Networks are equivalent to graphs and are graphed in many different ways depending on the type on network such as Planar graphs, tree graphs, and Hyper graphs.

Planar graphs are graphs that can be drawn without any of the edges crossing.
Tree graphs are undirected and contain no cycles.
Hyper graphs are graphs that join more than two nodes at a time (hyperEdge).

Wednesday, September 1, 2010

Lecture 3-Project Descriptions and Internet measurements

08.31.2010-
First part of the lecture was about the final projects which are expected to be a professional paper at the end of the semester. We learned what it should be and not be in terms of network model, analysis and theory development. Project studies should include not only a literature review or just a measurement of network characteristics, but also a well interpretation of measurement results, visualization and comparison with other networks.

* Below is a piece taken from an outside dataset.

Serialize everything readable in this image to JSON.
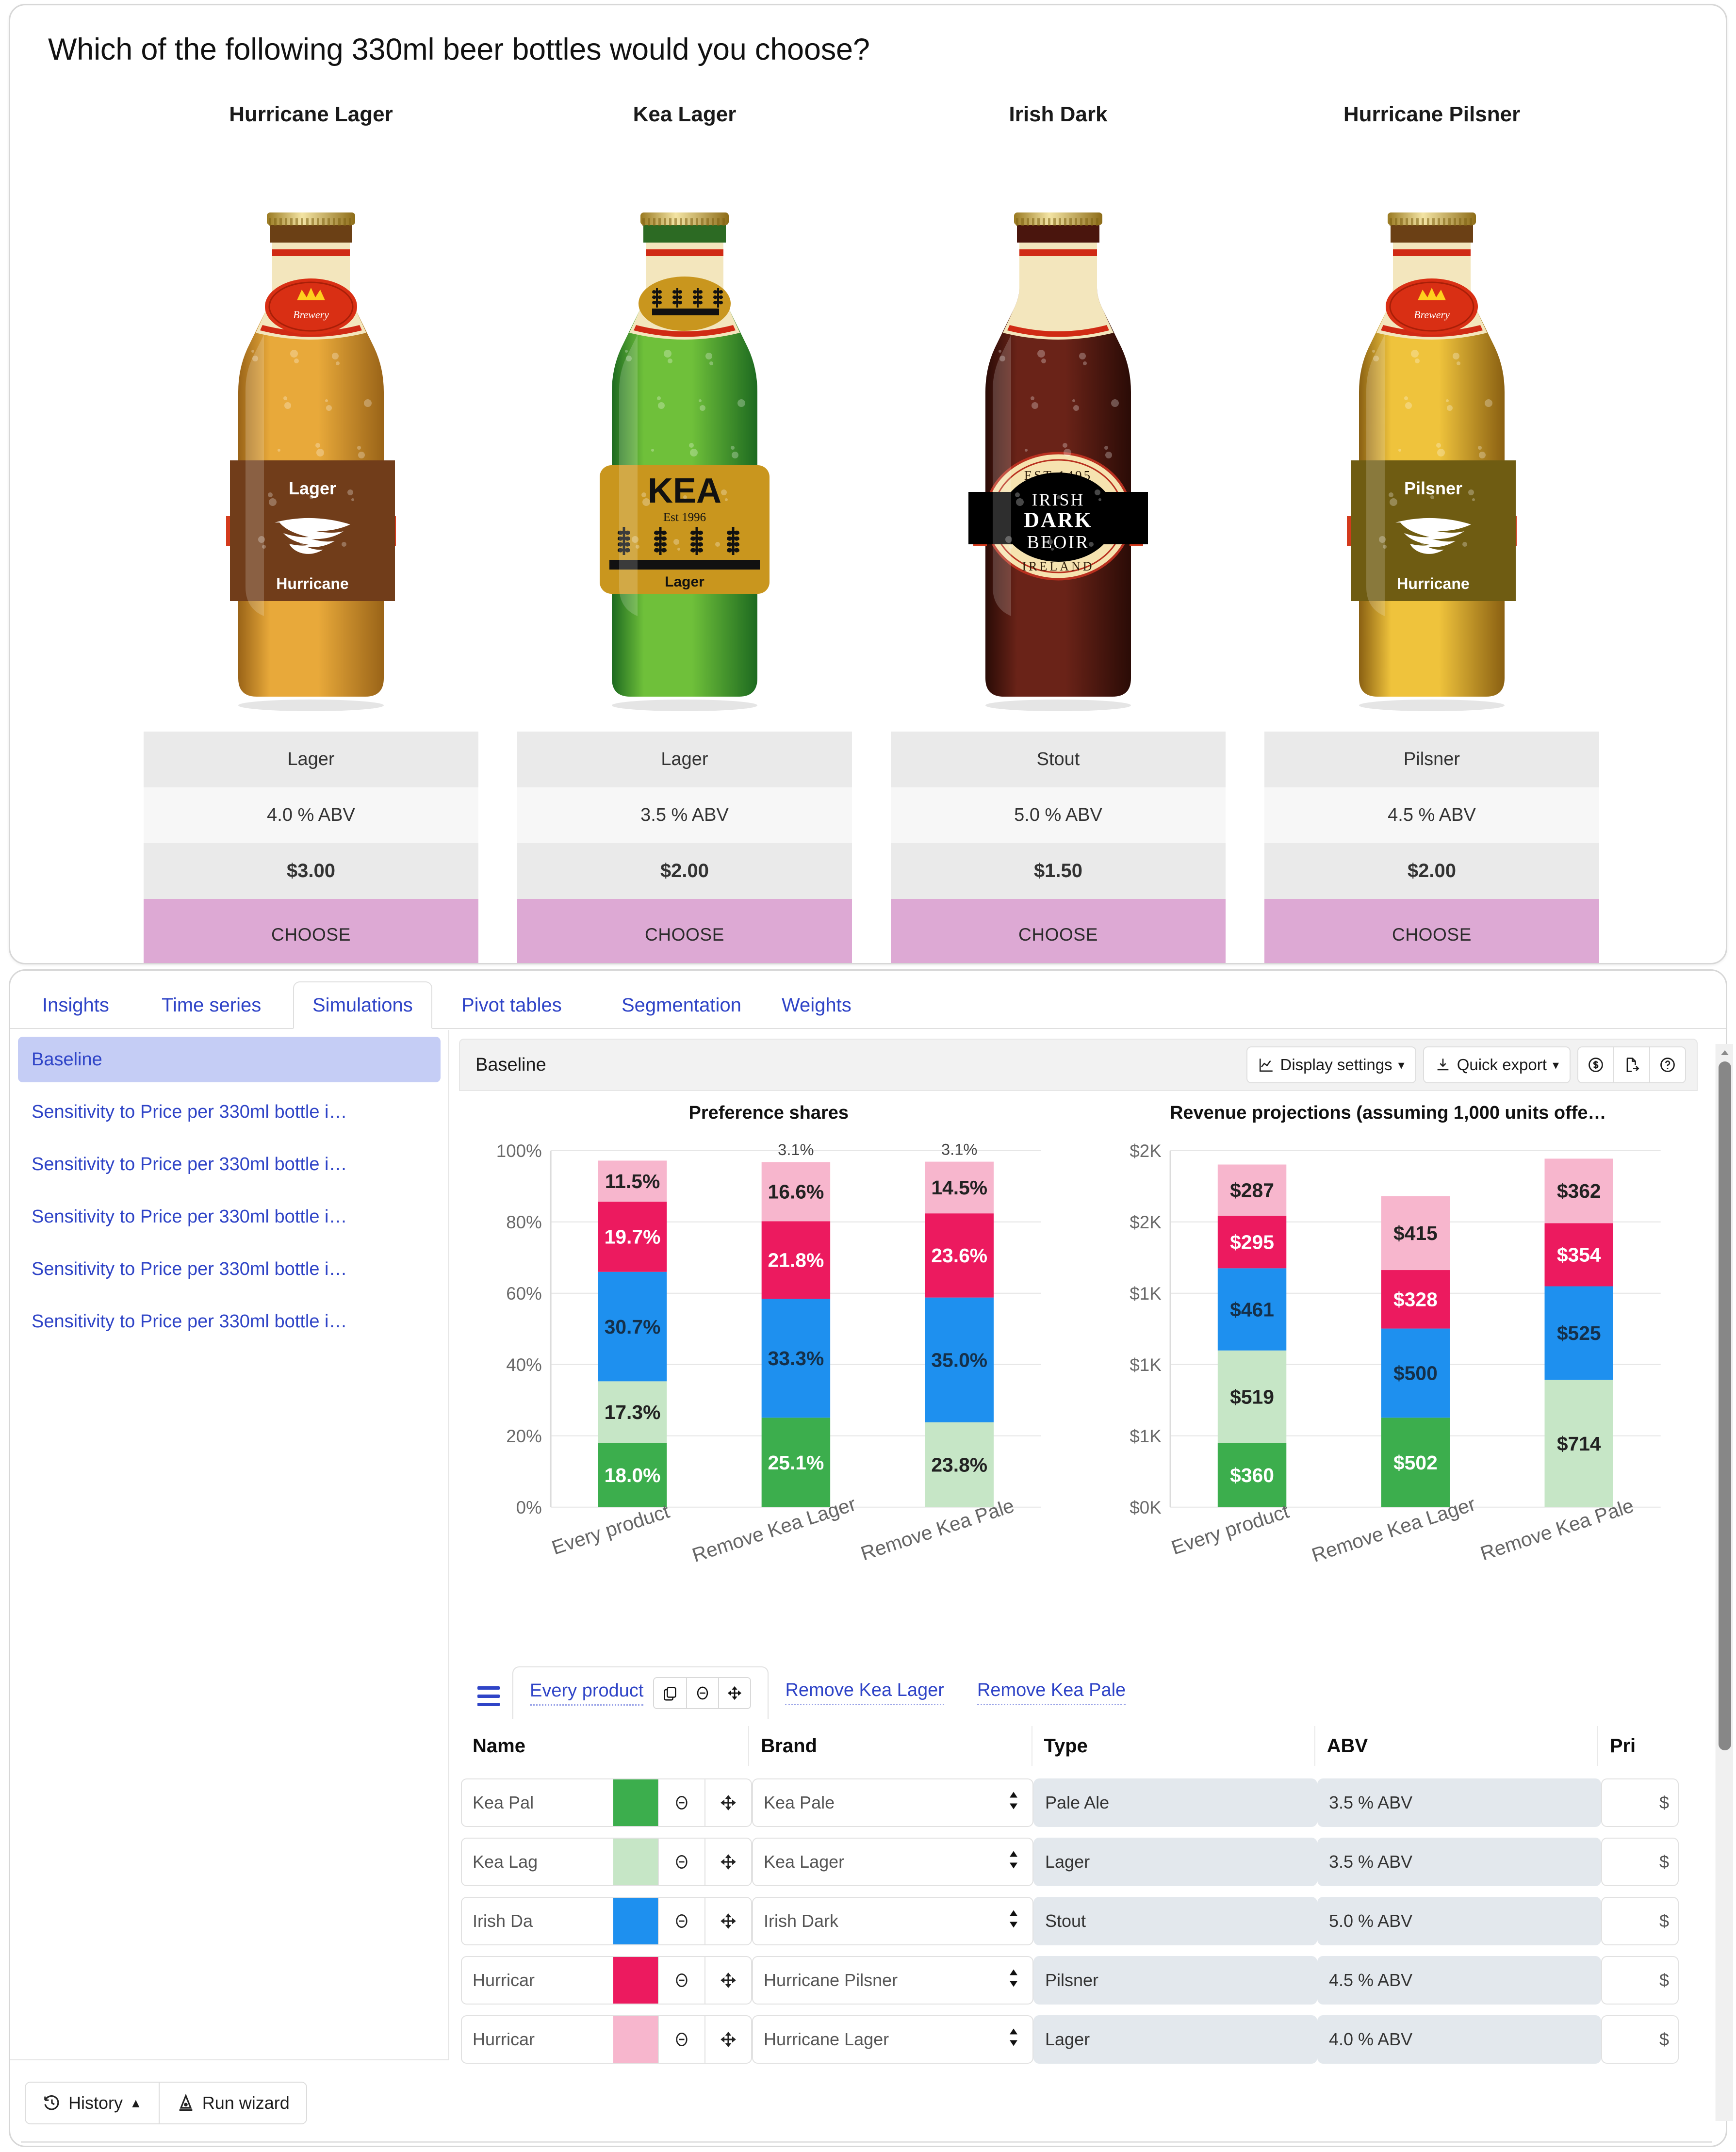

In the second part of the lecture we dealt with the internet measurements. Although complex networks cover many wide areas in addition to computer networks, internet is a very characteristic example of complex networks. For a better understanding of itself and due to many social, economic and technical issues, internet topology measurements is of crucial importance. Traceroute program is a basic way of discovering internet topology. By incrementing the TTL value at each node, it tries to figure out all the intermediate nodes between a source and a destination. By probing many destinations with traceroute, interconnection of routers can be detected. However, there are many problems with traceroute, like unresponsive routers and alias resolution problem. Such problems may cause incorrect mapping of the internet topology.
Traffic measurement is also an important part of internet measurements. Finally, spread characteristics of well-known computer viruses has been demonstrated in order to explain the importance of internet monitoring and traffic measurements. We saw that within several minutes they can cover most of the vulnerable hosts on the world.

Tuesday, August 31, 2010

Lecture 2-Introduction to Complex Networks

Today's lecture focused primarily on the fundamentals and basic structure(nodes and links) of complex networks.
nodes:A collection of entities (not computers) which have properties that are somehow related to each other.
links:connection between nodes.

As a computer science student i was thinking that complex networks have only focused on computer networks! We first began discussing about basic structures of the networks (not only computer but also other networks that form connections inside themselves). So, a complex network does not consist of computers or machines but also it can consist of people, forks in rivers, proteins, web pages, organisms etc. It is not simple and straightforward. It is made of multiple parts.Complex networks are large, sparse and they are usually dynamic and evolving.

Looking at these information, it looks like it is graph theory but the emphasis is on data and mechanistic explanations. So, looking at graph theory side, a complex networks structure consists of graphs which can be undirected or directed (looking at the interaction between two neighboring nodes), weighted, connected or disconnected.

As a summary:a complex system consists of large number of components interacting with each other and all components and interactions are different from each other. In this system who interacts with whom can be visualized as a network.

A question may come into mind:why study such complex systems and what is the benefit that we will get?

Answer: They have lots of easily available data and large networks may contain information about basic design principles and the history of the complex system.So looking at one complex network we can understand some other networks which form from the same structure.